Wednesday, 16 December 2015: 14:55
3009 (Moscone West)
Kevin (Kyung-Kuk) Kang1,2 and Claude R Duguay1, (1)University of Waterloo, Waterloo, ON, Canada, (2)H2O Geomatics, Waterloo, ON, Canada
Abstract:
Lakes that form a seasonal ice cover are a significant part of the terrestrial landscape. Ice cover presence/absence (and extent) on large northern lakes influences both regional climate and weather events (e.g. thermal moderation and lake-effect snowfall). Ice phenology parameters such as freeze-onset (FO)/melt-onset (MO), ice-on/ice-off dates, and ice cover duration (ICD) are useful climate data records as they are sensitive to variability and changes in air temperature and, to a lesser extent, on ice snow depth. Given the poor spatial/temporal coverage of ground-based lake ice observations in many northern countries, remote sensing has been assuming a greater role in observing lake ice phenology, and for investigating the response and role of ice cover in lake-atmosphere interactions. Spaceborne passive microwave instruments operating since the late 1970s present an invaluable data source for assessing the response of ice cover on large northern lakes to climate.
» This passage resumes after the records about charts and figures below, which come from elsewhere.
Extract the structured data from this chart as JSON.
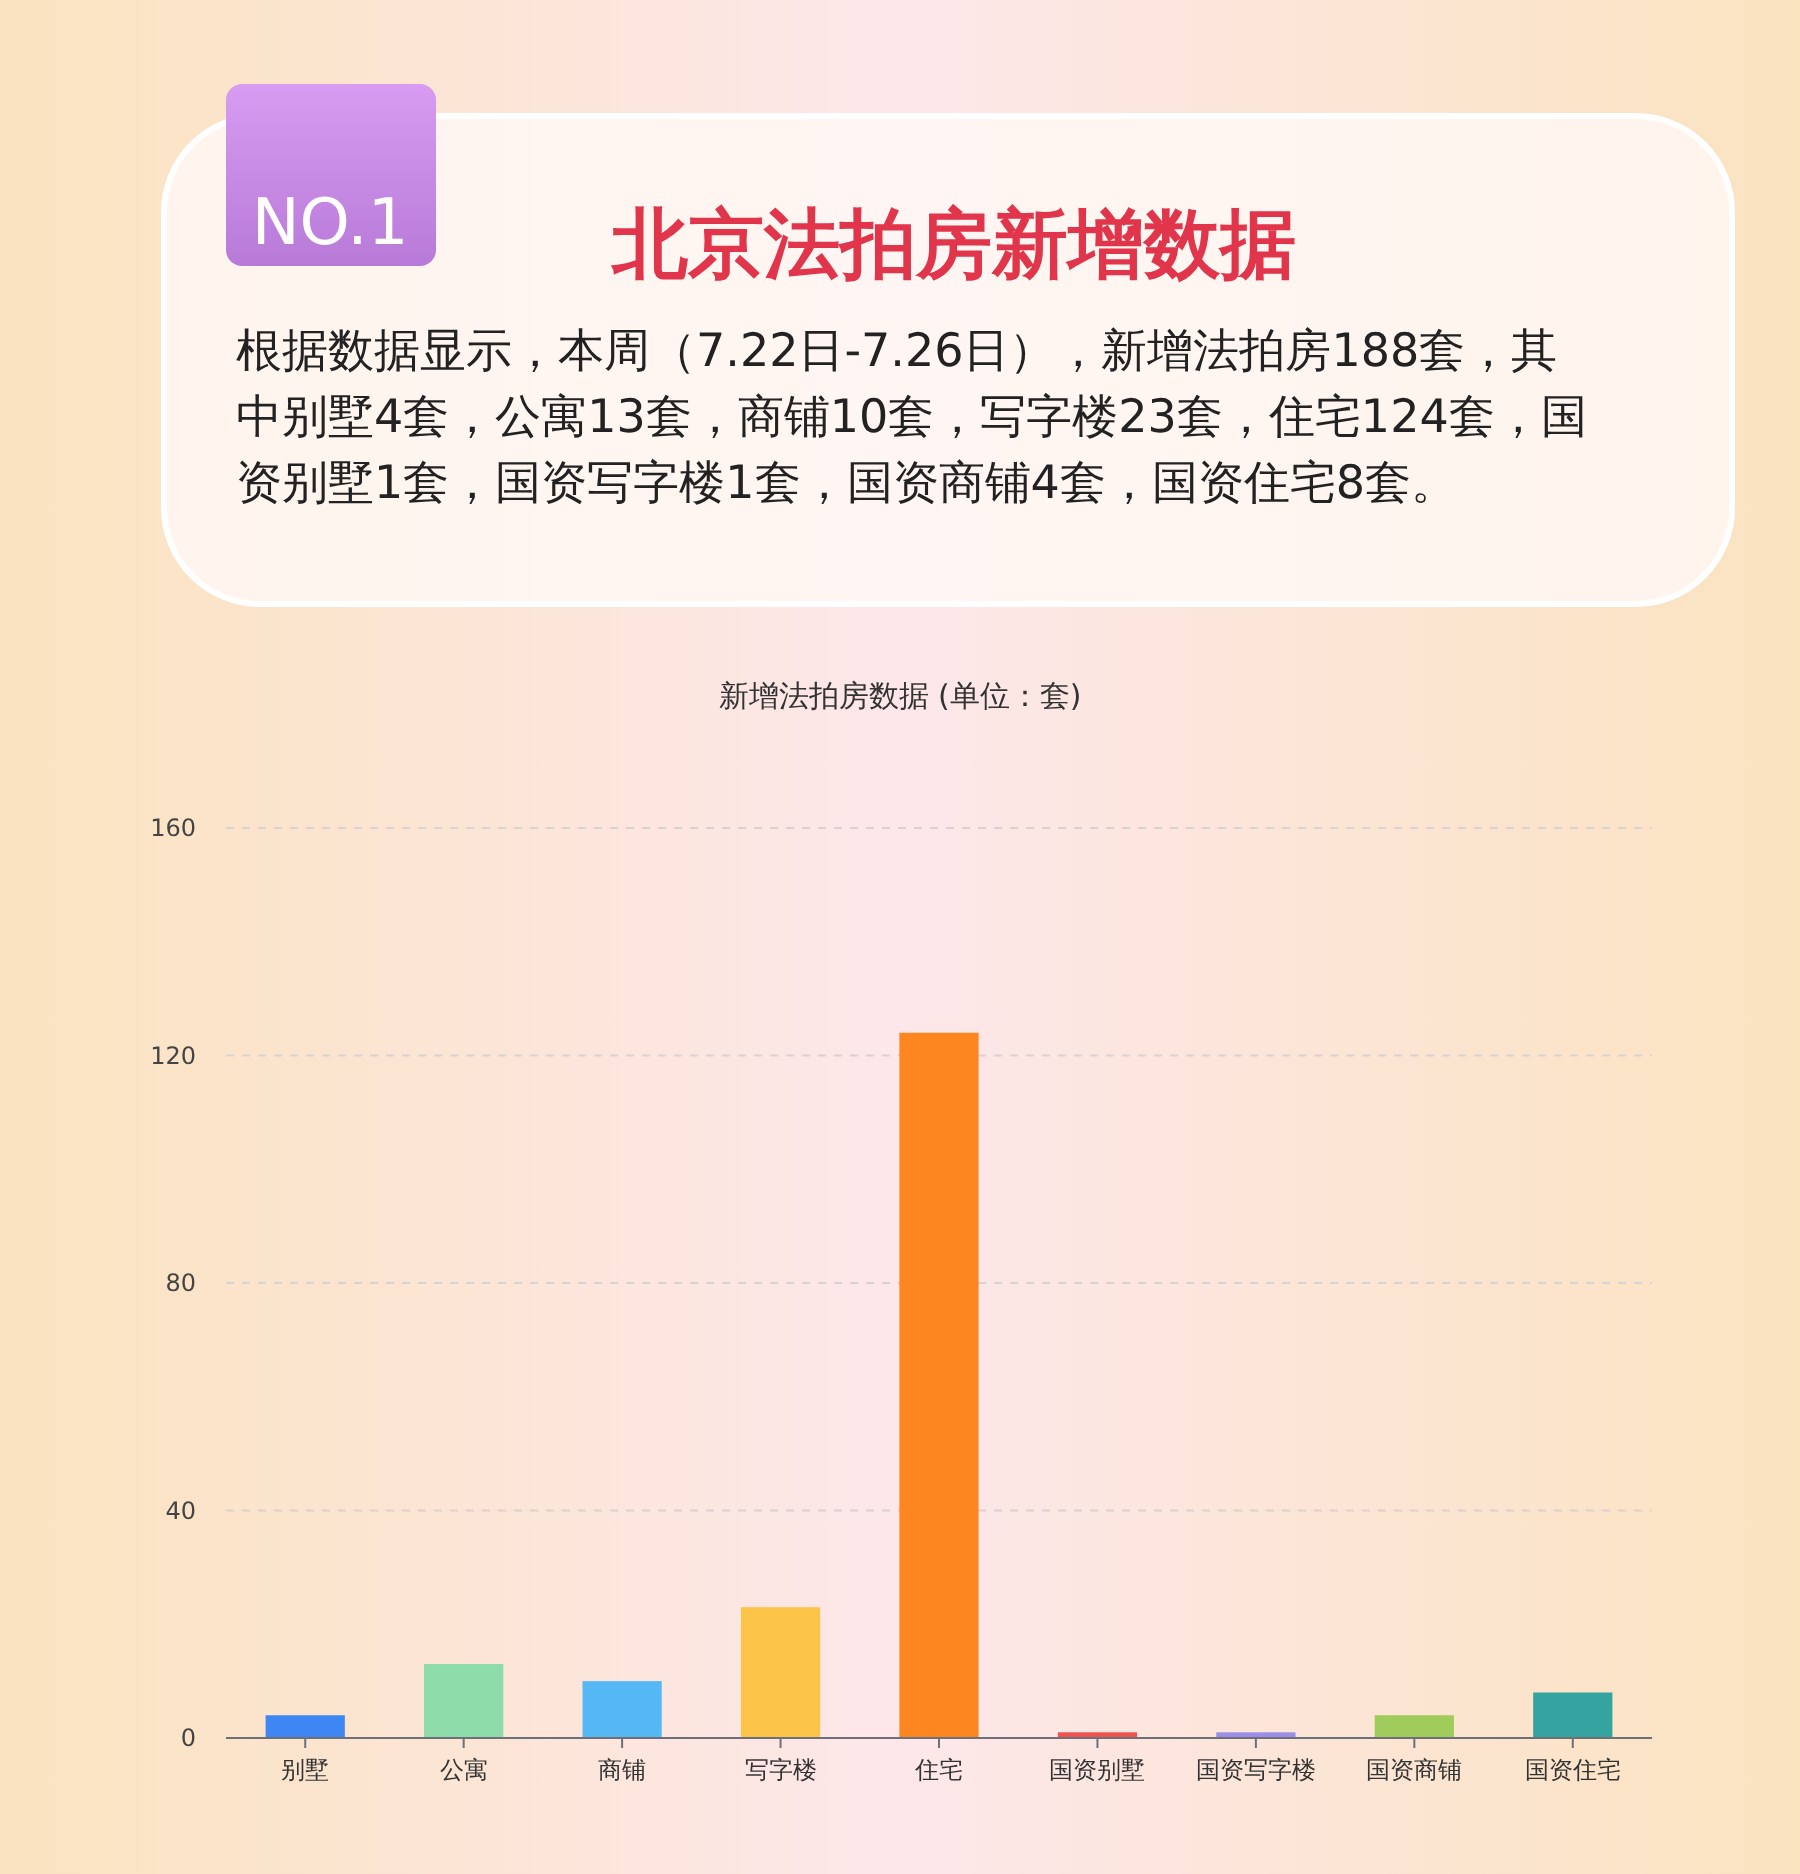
{
  "chart_data": {
    "type": "bar",
    "title": "北京法拍房新增数据",
    "subtitle": "根据数据显示，本周（7.22日-7.26日），新增法拍房188套，其中别墅4套，公寓13套，商铺10套，写字楼23套，住宅124套，国资别墅1套，国资写字楼1套，国资商铺4套，国资住宅8套。",
    "annotations": [
      "NO.1",
      "新增法拍房数据 (单位：套)"
    ],
    "categories": [
      "别墅",
      "公寓",
      "商铺",
      "写字楼",
      "住宅",
      "国资别墅",
      "国资写字楼",
      "国资商铺",
      "国资住宅"
    ],
    "values": [
      4,
      13,
      10,
      23,
      124,
      1,
      1,
      4,
      8
    ],
    "colors": [
      "#3f86f5",
      "#8ddcaa",
      "#55b8f5",
      "#fdc44a",
      "#fd8620",
      "#f0524f",
      "#9a8ee8",
      "#a0cc5c",
      "#35a3a0"
    ],
    "ylim": [
      0,
      160
    ],
    "yticks": [
      0,
      40,
      80,
      120,
      160
    ],
    "grid": "y"
  }
}
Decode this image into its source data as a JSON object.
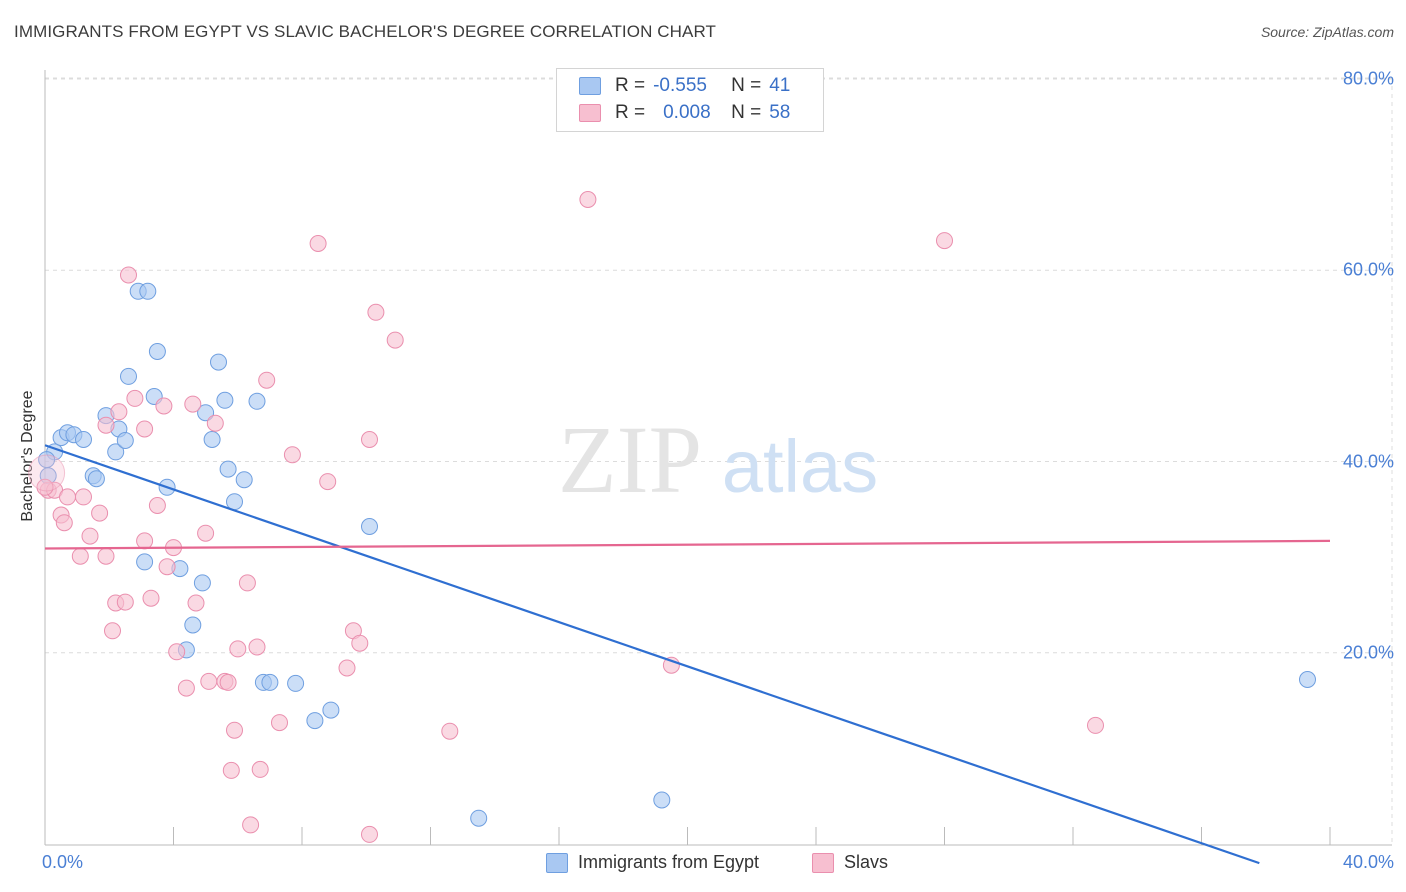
{
  "title": "IMMIGRANTS FROM EGYPT VS SLAVIC BACHELOR'S DEGREE CORRELATION CHART",
  "source": "Source: ZipAtlas.com",
  "watermark": {
    "zip": "ZIP",
    "atlas": "atlas"
  },
  "legend": {
    "rows": [
      {
        "r_label": "R =",
        "r_value": "-0.555",
        "n_label": "N =",
        "n_value": "41"
      },
      {
        "r_label": "R =",
        "r_value": "0.008",
        "n_label": "N =",
        "n_value": "58"
      }
    ]
  },
  "colors": {
    "egypt_fill": "#a9c8f2",
    "egypt_stroke": "#6f9fe0",
    "egypt_line": "#2f6fd1",
    "slavs_fill": "#f7bfd0",
    "slavs_stroke": "#ea8fae",
    "slavs_line": "#e56690",
    "tick_text": "#4a7fd4",
    "grid": "#dcdcdc"
  },
  "chart_data": {
    "type": "scatter",
    "xlabel": "",
    "ylabel": "Bachelor's Degree",
    "xlim": [
      0,
      40
    ],
    "ylim": [
      0,
      80
    ],
    "x_tick_labels": [
      "0.0%",
      "40.0%"
    ],
    "y_tick_labels": [
      "80.0%",
      "60.0%",
      "40.0%",
      "20.0%"
    ],
    "y_ticks": [
      80,
      60,
      40,
      20
    ],
    "series": [
      {
        "name": "Immigrants from Egypt",
        "r": -0.555,
        "n": 41,
        "trend": {
          "x": [
            0.0,
            37.8
          ],
          "y": [
            41.7,
            -2.0
          ]
        },
        "points": [
          [
            0.1,
            38.5
          ],
          [
            0.3,
            41.0
          ],
          [
            0.5,
            42.5
          ],
          [
            0.7,
            43.0
          ],
          [
            0.9,
            42.8
          ],
          [
            1.2,
            42.3
          ],
          [
            1.5,
            38.5
          ],
          [
            1.6,
            38.2
          ],
          [
            1.9,
            44.8
          ],
          [
            2.2,
            41.0
          ],
          [
            2.3,
            43.4
          ],
          [
            2.5,
            42.2
          ],
          [
            2.6,
            48.9
          ],
          [
            2.9,
            57.8
          ],
          [
            3.2,
            57.8
          ],
          [
            3.4,
            46.8
          ],
          [
            3.5,
            51.5
          ],
          [
            3.8,
            37.3
          ],
          [
            3.1,
            29.5
          ],
          [
            4.2,
            28.8
          ],
          [
            4.4,
            20.3
          ],
          [
            4.6,
            22.9
          ],
          [
            4.9,
            27.3
          ],
          [
            5.0,
            45.1
          ],
          [
            5.2,
            42.3
          ],
          [
            5.4,
            50.4
          ],
          [
            5.6,
            46.4
          ],
          [
            5.7,
            39.2
          ],
          [
            5.9,
            35.8
          ],
          [
            6.2,
            38.1
          ],
          [
            6.6,
            46.3
          ],
          [
            6.8,
            16.9
          ],
          [
            7.0,
            16.9
          ],
          [
            7.8,
            16.8
          ],
          [
            8.4,
            12.9
          ],
          [
            8.9,
            14.0
          ],
          [
            10.1,
            33.2
          ],
          [
            13.5,
            2.7
          ],
          [
            19.2,
            4.6
          ],
          [
            39.3,
            17.2
          ],
          [
            0.05,
            40.2
          ]
        ]
      },
      {
        "name": "Slavs",
        "r": 0.008,
        "n": 58,
        "trend": {
          "x": [
            0.0,
            40.0
          ],
          "y": [
            30.9,
            31.7
          ]
        },
        "points": [
          [
            0.1,
            37.0
          ],
          [
            0.3,
            37.0
          ],
          [
            0.5,
            34.4
          ],
          [
            0.7,
            36.3
          ],
          [
            1.1,
            30.1
          ],
          [
            1.2,
            36.3
          ],
          [
            1.4,
            32.2
          ],
          [
            1.7,
            34.6
          ],
          [
            1.9,
            30.1
          ],
          [
            2.1,
            22.3
          ],
          [
            2.2,
            25.2
          ],
          [
            2.3,
            45.2
          ],
          [
            2.5,
            25.3
          ],
          [
            2.6,
            59.5
          ],
          [
            2.8,
            46.6
          ],
          [
            3.1,
            43.4
          ],
          [
            3.1,
            31.7
          ],
          [
            3.3,
            25.7
          ],
          [
            3.5,
            35.4
          ],
          [
            3.7,
            45.8
          ],
          [
            3.8,
            29.0
          ],
          [
            4.0,
            31.0
          ],
          [
            4.1,
            20.1
          ],
          [
            4.4,
            16.3
          ],
          [
            4.6,
            46.0
          ],
          [
            4.7,
            25.2
          ],
          [
            5.0,
            32.5
          ],
          [
            5.1,
            17.0
          ],
          [
            5.3,
            44.0
          ],
          [
            5.6,
            17.0
          ],
          [
            5.7,
            16.9
          ],
          [
            5.8,
            7.7
          ],
          [
            5.9,
            11.9
          ],
          [
            6.0,
            20.4
          ],
          [
            6.3,
            27.3
          ],
          [
            6.4,
            2.0
          ],
          [
            6.6,
            20.6
          ],
          [
            6.7,
            7.8
          ],
          [
            6.9,
            48.5
          ],
          [
            7.3,
            12.7
          ],
          [
            7.7,
            40.7
          ],
          [
            8.5,
            62.8
          ],
          [
            8.8,
            37.9
          ],
          [
            9.4,
            18.4
          ],
          [
            9.6,
            22.3
          ],
          [
            9.8,
            21.0
          ],
          [
            10.1,
            1.0
          ],
          [
            10.1,
            42.3
          ],
          [
            10.3,
            55.6
          ],
          [
            10.9,
            52.7
          ],
          [
            12.6,
            11.8
          ],
          [
            16.9,
            67.4
          ],
          [
            19.5,
            18.7
          ],
          [
            28.0,
            63.1
          ],
          [
            32.7,
            12.4
          ],
          [
            0.6,
            33.6
          ],
          [
            1.9,
            43.8
          ],
          [
            0.0,
            37.3
          ]
        ]
      }
    ]
  },
  "bottom_legend": [
    {
      "label": "Immigrants from Egypt"
    },
    {
      "label": "Slavs"
    }
  ]
}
The primary objective of this study was to develop new ice phenology retrieval algorithms (H-pol) from SSM/I 19.35 GHz brightness temperature measurements (1987-2015), and 18.00 GHz TB data (1979-1987) from SMMR over four large northern lakes in Canada: Great Bear Lake (GBL) and Great Slave Lake (GSL) in the Mackenzie River Basin as well as Lake Nettiling, and Lake Amadjuak on Baffin Island in the eastern Canadian Arctic. The second objective consisted of analyzing trends in the derived ice phenology time series (SMMR and SSM/I combined). From the preliminary analysis (1979-2013), FO and ice-on dates were found to occur later on both GBL (6 d decade-1 and 4 d decade-1) and GSL (4 d decade-1 and 2 d decade-1). Trends in MO are positive (later) by 4 d decade-1 in GSL while ice-off date and ICD show negative trends (earlier ice-off and shorter ICD) of -2 d decade-1 and -3 d decade-1, respectively, for both GBL and GSL.